Editorial: Veterans in College Face Unique Challenges

Bradley Hood
Contributor, In Military Education

For many students, college represents a final educational obstacle to a job and the ‘real world’. For many veterans, however, college is a different thing altogether. Veteran students come back to school with a great deal of experience and a particular outlook on life imbued by years of military service and deployments. Patricia Murphy writes on some of the unique challenges faced by veterans in college, and how it differs from their civilian peers. She uses two students to illustrate her point: Sam Talkington and Thomas Jenkins.

Talkington is a student at University of Washington’s Foster School of Business, pursuing his education through the post 9/11 Veterans Assistance Act.
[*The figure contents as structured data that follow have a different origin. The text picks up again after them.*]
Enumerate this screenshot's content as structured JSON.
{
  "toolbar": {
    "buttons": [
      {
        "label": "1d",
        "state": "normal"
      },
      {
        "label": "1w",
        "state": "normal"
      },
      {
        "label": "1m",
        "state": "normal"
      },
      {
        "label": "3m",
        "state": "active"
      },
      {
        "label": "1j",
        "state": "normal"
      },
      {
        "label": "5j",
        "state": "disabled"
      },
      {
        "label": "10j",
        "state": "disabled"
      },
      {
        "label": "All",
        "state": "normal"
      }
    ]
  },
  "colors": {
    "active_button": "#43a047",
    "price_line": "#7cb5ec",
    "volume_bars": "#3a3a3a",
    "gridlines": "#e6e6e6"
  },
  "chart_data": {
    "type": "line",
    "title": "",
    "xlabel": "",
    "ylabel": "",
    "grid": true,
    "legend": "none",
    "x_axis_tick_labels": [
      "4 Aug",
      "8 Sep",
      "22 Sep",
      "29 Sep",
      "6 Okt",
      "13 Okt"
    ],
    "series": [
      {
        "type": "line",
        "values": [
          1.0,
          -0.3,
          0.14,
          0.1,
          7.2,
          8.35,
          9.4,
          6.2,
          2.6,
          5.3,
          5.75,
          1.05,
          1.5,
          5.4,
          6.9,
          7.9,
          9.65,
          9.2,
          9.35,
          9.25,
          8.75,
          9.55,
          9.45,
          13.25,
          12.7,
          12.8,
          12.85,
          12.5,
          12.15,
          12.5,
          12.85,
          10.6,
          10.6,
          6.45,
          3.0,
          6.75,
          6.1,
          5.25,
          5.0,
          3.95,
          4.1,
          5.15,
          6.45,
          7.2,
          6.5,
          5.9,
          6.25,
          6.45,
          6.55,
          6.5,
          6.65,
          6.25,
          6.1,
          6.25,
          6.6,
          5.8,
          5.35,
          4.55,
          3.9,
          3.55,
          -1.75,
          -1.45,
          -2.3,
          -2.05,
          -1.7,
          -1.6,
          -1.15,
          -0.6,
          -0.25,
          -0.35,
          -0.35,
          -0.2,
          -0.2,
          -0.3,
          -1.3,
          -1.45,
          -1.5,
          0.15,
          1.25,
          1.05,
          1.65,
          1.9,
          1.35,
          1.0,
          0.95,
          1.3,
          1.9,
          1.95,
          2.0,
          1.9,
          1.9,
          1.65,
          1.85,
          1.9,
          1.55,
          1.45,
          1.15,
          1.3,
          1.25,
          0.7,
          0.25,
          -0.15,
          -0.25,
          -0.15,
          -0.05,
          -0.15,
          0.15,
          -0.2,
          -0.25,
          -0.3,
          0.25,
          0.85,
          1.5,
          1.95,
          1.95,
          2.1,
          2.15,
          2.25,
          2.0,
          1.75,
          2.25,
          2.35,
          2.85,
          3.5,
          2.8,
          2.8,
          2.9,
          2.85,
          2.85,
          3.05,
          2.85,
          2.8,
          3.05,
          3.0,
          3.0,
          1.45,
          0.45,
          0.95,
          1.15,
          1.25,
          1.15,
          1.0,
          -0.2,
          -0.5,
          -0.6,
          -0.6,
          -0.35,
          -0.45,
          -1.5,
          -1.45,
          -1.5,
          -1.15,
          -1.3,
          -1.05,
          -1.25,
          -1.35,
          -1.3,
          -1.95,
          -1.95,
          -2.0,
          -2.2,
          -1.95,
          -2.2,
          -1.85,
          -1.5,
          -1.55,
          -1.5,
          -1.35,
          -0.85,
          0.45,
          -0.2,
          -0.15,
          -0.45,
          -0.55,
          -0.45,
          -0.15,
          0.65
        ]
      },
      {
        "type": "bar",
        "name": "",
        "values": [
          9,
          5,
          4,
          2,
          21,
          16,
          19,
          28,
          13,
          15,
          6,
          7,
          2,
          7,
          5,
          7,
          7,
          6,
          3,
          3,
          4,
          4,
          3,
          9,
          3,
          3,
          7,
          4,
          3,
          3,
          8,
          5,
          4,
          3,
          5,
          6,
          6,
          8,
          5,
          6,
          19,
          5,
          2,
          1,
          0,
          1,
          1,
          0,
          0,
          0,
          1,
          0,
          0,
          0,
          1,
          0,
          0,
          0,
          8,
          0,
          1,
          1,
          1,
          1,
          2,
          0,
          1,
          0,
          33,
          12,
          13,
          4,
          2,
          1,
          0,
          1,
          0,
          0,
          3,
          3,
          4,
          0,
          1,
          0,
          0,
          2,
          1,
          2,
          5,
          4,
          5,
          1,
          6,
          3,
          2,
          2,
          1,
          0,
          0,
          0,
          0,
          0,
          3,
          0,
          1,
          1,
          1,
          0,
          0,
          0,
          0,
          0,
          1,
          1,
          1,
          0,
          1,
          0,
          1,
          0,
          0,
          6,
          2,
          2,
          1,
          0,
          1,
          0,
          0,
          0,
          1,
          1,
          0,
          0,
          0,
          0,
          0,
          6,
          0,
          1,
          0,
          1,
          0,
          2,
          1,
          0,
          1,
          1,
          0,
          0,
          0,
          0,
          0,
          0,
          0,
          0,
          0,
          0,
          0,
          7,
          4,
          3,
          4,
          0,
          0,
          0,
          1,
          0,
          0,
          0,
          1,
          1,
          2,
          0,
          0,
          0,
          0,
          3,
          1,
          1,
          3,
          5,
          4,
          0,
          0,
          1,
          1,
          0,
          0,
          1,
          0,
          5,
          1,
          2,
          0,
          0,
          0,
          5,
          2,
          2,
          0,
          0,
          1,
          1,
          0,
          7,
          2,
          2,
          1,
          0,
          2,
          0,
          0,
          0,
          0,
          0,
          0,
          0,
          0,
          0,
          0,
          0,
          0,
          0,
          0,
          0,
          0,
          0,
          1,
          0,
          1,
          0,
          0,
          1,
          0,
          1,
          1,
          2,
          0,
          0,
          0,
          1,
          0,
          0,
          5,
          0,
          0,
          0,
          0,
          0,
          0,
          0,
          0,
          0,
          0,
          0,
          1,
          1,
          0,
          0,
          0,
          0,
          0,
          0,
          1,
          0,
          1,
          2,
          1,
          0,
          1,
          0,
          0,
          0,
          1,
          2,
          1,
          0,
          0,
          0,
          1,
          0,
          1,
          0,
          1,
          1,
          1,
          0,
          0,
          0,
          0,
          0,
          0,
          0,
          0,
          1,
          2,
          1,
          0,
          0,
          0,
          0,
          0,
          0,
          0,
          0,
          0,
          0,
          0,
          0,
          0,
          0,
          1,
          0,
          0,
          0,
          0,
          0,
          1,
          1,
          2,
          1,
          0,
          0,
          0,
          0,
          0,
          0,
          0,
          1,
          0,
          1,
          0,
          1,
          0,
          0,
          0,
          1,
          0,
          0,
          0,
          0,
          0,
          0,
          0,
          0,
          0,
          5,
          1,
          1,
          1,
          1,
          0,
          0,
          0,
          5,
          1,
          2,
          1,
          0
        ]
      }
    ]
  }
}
To veterans like Talkington, who has been deployed twice, it can be difficult to relate to civilian peers, as some students appear apathetic and undisciplined. Thomas Jenkins is another University of Washington veteran, and is president of the Husky United Military Veterans. Jenkins and other members of this organization attempt to assist veterans in the transition from the military to college student. Where the military is rigidly organized and follows a chain of command, college is much fuzzier, and requires an adjustment on the part of a veteran student. Despite the isolation some veterans may feel in this environment, Jenkins and other like him offer a support network. In brief, Murphy has woven together a dialogue on the isolation many veterans feel in college. Murphy’s article addresses through Talkington and Jenkins only a portion of the many unique challenges veterans face, as these challenges are as varied as individual veterans’ personalities and experiences are. It is nonetheless an important topic, and Murphy’s “Veterans In College Face Unique Challenges” does an excellent job.